Un moment partage en ce ventre de la terre dont les parois sont chargées d’histoire (de 1720 à 1990), lieux emblématiques des mineurs se retrouvant face à eux-mêmes, à leurs éventuelles pertes d’identité, à leurs solitudes, interrogations, blessures, angoisses... Ces lieux et témoignages désormais ouverts à d’autres champs culturels, ressources inespérées du passé pour l’avenir. Les sciences, l’art, le cinéma et l’écriture!

Illustration 7
Corons et cités minières Hersin-Coupigny © Edmey

Mémoire humaine. L’esprit et l’histoire de la mine ainsi que l’âme et le souffle des hommes, des femmes et des enfants sont repris dans un clip  sorti en 2020: Symbiose, réveil sur le terril (Oignies); gestuelle et chorégraphie d’une transmission intergénérationnelle. En 2022, pour les dix ans d’inscription au patrimoine mondial de l’Unesco, « Bouge ton bassin ! » reprend les thèmes de solidarité, d’ouverture au monde et à l’autre ainsi que celui du respect de la diversité culturelle.
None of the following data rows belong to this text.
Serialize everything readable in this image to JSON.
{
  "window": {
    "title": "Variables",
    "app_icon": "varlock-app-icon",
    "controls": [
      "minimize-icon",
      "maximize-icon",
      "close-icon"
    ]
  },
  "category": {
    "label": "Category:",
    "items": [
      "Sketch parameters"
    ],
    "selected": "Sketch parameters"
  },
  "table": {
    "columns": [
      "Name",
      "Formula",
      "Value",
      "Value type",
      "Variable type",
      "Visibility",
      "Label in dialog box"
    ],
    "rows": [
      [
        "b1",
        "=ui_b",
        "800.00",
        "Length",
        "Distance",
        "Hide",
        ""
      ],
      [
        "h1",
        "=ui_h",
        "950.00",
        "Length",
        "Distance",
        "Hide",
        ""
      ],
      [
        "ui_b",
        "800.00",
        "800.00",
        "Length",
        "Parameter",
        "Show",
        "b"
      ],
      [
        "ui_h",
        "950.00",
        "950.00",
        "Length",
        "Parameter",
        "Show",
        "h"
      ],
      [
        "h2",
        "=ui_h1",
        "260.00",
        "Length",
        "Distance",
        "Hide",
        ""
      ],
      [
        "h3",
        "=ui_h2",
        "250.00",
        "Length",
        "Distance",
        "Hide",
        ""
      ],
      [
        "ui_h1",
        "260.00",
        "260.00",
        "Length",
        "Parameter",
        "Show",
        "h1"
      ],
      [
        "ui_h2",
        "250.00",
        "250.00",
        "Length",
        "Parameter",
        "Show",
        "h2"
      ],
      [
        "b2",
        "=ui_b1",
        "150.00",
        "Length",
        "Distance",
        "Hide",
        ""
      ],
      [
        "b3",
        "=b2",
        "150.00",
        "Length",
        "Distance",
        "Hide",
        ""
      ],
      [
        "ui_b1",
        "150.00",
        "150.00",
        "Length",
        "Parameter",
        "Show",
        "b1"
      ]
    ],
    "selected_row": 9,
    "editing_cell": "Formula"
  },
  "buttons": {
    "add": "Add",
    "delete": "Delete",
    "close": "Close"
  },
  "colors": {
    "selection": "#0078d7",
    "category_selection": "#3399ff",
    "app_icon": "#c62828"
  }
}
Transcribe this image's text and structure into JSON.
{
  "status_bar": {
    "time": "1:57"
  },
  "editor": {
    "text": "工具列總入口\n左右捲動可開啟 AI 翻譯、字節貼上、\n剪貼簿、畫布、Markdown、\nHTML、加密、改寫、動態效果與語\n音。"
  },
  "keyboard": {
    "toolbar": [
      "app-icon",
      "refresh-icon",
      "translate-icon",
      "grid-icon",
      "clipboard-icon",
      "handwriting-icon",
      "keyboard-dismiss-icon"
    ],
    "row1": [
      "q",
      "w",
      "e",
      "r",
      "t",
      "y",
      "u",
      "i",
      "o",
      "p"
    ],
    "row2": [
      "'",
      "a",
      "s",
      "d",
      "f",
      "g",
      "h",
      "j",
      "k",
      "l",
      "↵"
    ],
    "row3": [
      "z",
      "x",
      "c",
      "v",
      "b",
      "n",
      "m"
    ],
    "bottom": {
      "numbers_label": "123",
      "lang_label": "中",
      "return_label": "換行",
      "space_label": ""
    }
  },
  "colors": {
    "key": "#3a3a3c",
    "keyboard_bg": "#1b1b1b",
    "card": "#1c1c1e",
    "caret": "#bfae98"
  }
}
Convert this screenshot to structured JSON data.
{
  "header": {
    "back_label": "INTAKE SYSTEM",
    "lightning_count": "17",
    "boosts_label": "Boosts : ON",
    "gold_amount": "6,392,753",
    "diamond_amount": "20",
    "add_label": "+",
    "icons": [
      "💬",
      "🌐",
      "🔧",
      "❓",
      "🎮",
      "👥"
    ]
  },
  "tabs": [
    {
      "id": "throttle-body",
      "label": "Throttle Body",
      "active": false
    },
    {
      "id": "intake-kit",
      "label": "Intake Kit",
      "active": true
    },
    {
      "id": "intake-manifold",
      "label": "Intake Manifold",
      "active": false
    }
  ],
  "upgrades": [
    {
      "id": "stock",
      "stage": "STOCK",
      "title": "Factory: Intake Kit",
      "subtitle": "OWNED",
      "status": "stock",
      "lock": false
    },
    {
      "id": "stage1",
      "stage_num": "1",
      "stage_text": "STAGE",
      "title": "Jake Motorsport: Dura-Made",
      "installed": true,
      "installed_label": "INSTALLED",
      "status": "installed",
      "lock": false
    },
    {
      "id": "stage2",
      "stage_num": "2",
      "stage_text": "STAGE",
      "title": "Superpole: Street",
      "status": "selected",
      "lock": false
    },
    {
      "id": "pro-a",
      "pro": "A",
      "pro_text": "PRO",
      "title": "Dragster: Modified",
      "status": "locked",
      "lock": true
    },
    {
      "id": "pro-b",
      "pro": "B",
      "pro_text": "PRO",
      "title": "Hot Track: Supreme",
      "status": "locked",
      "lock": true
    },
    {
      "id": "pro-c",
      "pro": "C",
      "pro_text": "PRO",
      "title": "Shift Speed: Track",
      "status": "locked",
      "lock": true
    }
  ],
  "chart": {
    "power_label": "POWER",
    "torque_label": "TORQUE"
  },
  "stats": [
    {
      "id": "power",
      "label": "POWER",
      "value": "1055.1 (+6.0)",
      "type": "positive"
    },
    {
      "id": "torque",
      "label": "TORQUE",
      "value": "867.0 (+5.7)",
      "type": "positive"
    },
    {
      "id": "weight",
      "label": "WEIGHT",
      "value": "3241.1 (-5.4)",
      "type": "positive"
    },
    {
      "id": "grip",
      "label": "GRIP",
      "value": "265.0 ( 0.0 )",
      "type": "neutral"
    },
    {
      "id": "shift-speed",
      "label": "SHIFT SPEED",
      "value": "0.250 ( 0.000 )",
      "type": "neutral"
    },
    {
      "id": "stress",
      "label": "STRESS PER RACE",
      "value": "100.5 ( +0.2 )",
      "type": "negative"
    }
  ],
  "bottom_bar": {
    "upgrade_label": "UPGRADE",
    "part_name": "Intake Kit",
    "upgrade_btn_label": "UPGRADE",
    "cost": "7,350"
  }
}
À ce moment mémoire du bassin minier Nord/Pas de Calais, sont associées les dix ans du Louvre Lens. Des photographies noir et blanc de Robert Doisneau (plus célèbre photographe de l’après-guerre) y sont exposées reprenant le travail à la mine et son monde mais aussi les moments de détente, d’entraide et de camaraderie. Paroles de mineurs: « La vie était souvent difficile avec ses joies, ses peines mais tant de soleil dans le cœur de ceux qui y vivaient ». Rencontres et loisirs dans les estaminets, orchestres amateurs, harmonies et Brass bands créés au sein même des compagnies minières et vie familiale et sociale dans les corons.

Les cités ouvrières, d’abord en barres de maisons accolées, évoluent peu à peu avec jardins et espaces verts afin d’éviter l’affaissement d’un sol truffé de galeries. On y naît, on y vit, on y meurt. Les maisons, propriétés des houillères, retiennent la main d’œuvre, mettent en sourdine les revendications sociales, entretiennent la hiérarchisation, l’isolement et l’assujettissent de la classe ouvrière. Le tout contrôlé par des gardes aux fonctions plutôt obscures, yeux et oreilles des houillères et des corons.

Illustration 8
Chevalet de la base du 11-19 de Loos en Gohelle © Edmey

Mémoire sociale. L’histoire raconte la mémoire des luttes d’antan et la reconnaissance de l’homme et du travail : les mineurs affrontent, collectivement, pénibilité et dangerosité, dans la grande diversité de leurs langues, patois, occitan, italien,espagnol, polonais, portugais... Des conditions de travail et de salaires défendues lors de grèves ici et là en France mais aussi dans la région Nord/Pas de Calais : en 1833, la
première révolte sociale pré-syndicale, « l’émeute des quatre sous ». En 1884, la grève des mineurs d’Anzin aboutit à l’autorisation des syndicats et inspire Émile Zola pour son roman Germinal.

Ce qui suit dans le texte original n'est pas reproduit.